According to Alixlabs, the process has so far worked on a laboratory scale down to two nanometers. Now, however, the Swedes have to prove whether and how much their process is also suitable on a factory scale. The trials in the Dresden CNT cleanroom began in May 2022. As the transfer will take time, Alixlabs plans to establish a subsidiary in Saxony soon. The workforce in Sweden and Saxony is set to grow gradually over the next few years to an initial 30 employees.
From the turn of 2026/27, Sundqvist wants to have the Swedish etching process ready for the first customers to ramp up these systems in large chip factories. The university spin-off should then also generate its first major sales through licensing. To bridge the time and costs until then, the Swedes want to raise further money from venture capitalists from 2023.
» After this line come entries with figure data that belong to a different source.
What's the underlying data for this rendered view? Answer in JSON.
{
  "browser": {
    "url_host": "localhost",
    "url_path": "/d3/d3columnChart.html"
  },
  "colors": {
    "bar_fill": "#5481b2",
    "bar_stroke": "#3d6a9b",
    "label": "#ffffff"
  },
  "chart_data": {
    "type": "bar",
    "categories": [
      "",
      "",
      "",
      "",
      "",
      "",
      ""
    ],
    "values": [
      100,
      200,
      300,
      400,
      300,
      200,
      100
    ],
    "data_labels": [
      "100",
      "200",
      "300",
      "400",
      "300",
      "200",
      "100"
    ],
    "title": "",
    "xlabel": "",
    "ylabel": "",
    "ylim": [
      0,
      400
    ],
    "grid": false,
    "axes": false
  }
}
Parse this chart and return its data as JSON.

Swiss space technology company builds up chip lithography division in Saxony
The Swiss aerospace company Beyond Gravity is also setting the course with a view to the new value chains in microelectronics that are currently being formed in Saxony, Germany and Europe: the subsidiary of the Ruag technology group is currently establishing its own lithography division in Coswig near Dresden and in Zurich. In view of the long-term growth in demand for digitalization and artificial intelligence, this new microelectronics division will rapidly expand its workforce at both locations in the coming years, the Swiss parent company announced.
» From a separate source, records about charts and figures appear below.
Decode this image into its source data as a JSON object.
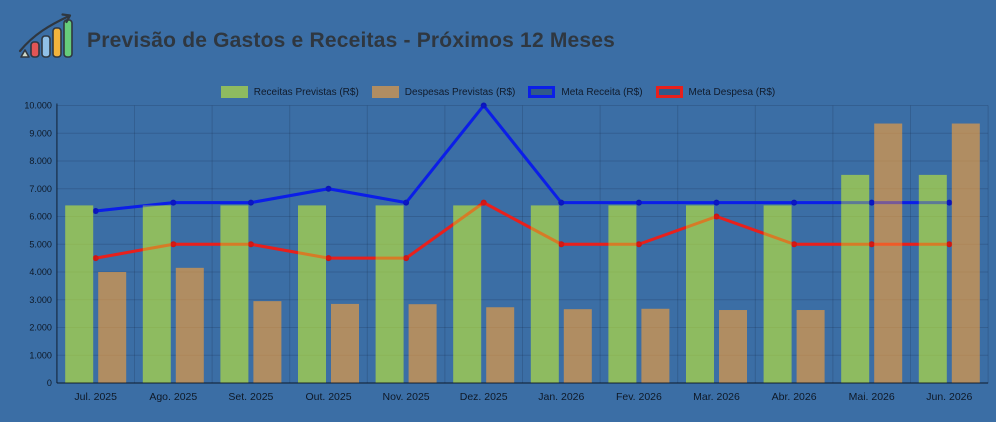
{
  "header": {
    "title": "Previsão de Gastos e Receitas - Próximos 12 Meses"
  },
  "colors": {
    "background": "#3B6EA5",
    "title_text": "#2F3740",
    "tick_text": "#0E1826",
    "grid": "rgba(12,26,48,0.17)",
    "axis": "rgba(8,16,30,0.55)"
  },
  "chart_data": {
    "type": "bar+line",
    "title": "Previsão de Gastos e Receitas - Próximos 12 Meses",
    "categories": [
      "Jul. 2025",
      "Ago. 2025",
      "Set. 2025",
      "Out. 2025",
      "Nov. 2025",
      "Dez. 2025",
      "Jan. 2026",
      "Fev. 2026",
      "Mar. 2026",
      "Abr. 2026",
      "Mai. 2026",
      "Jun. 2026"
    ],
    "series": [
      {
        "name": "Receitas Previstas (R$)",
        "type": "bar",
        "color": "#C1EA36",
        "opacity": 0.62,
        "values": [
          6400,
          6400,
          6400,
          6400,
          6400,
          6400,
          6400,
          6400,
          6400,
          6400,
          7500,
          7500
        ]
      },
      {
        "name": "Despesas Previstas (R$)",
        "type": "bar",
        "color": "#F8A039",
        "opacity": 0.62,
        "values": [
          4000,
          4150,
          2950,
          2850,
          2840,
          2730,
          2660,
          2675,
          2630,
          2630,
          9350,
          9350
        ]
      },
      {
        "name": "Meta Receita (R$)",
        "type": "line",
        "color": "#0B1FE8",
        "marker_color": "#0A14B8",
        "values": [
          6200,
          6500,
          6500,
          7000,
          6500,
          10000,
          6500,
          6500,
          6500,
          6500,
          6500,
          6500
        ]
      },
      {
        "name": "Meta Despesa (R$)",
        "type": "line",
        "color": "#E8201C",
        "marker_color": "#CC1512",
        "values": [
          4500,
          5000,
          5000,
          4500,
          4500,
          6500,
          5000,
          5000,
          6000,
          5000,
          5000,
          5000
        ]
      }
    ],
    "ylim": [
      0,
      10000
    ],
    "y_ticks": [
      "0",
      "1.000",
      "2.000",
      "3.000",
      "4.000",
      "5.000",
      "6.000",
      "7.000",
      "8.000",
      "9.000",
      "10.000"
    ],
    "grid": true,
    "legend_position": "top"
  }
}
"Our new Lithography division is Beyond Gravity's answer to the growing demand in the semiconductor business," explained CEO André Wall in Zurich. "We see great potential and are investing substantially in expanding our production capacities.
View into the clean rooms of the Ruag subsidiary 'Beyond Gravity' in Coswig near Dresden
Beyond Gravity does not manufacture complete lithography systems for chip factories, as ASML does in the Netherlands, for example. However, special stabilizers and apertures originally developed by Ruag for satellites and rockets are produced in the clean rooms in Switzerland and Saxony. However, the successor Beyond Gravity also supplies these precision components to the German Zeiss semiconductor technology division 'Semiconductor Manufacturing Technology' (SMT), which uses them to manufacture lithography optics, laser optics and other optical systems. Zeiss then sells these in turn to equipment manufacturers for the global semiconductor industry. In this respect, Beyond Gravity on the former rolling mill site in Coswig, for example, is a small but not entirely unimportant link in the long value chain from sand and complete chips to computer telephones or 'Industry 4.0' machine control systems.
The Coswig site of Beyond Gravity was originally a regional engineering company specializing in space technology. Founded in 1996 as Hoch Technologie Systeme GmbH (HTS), the company was acquired by Swiss technology group Ruag in 2016.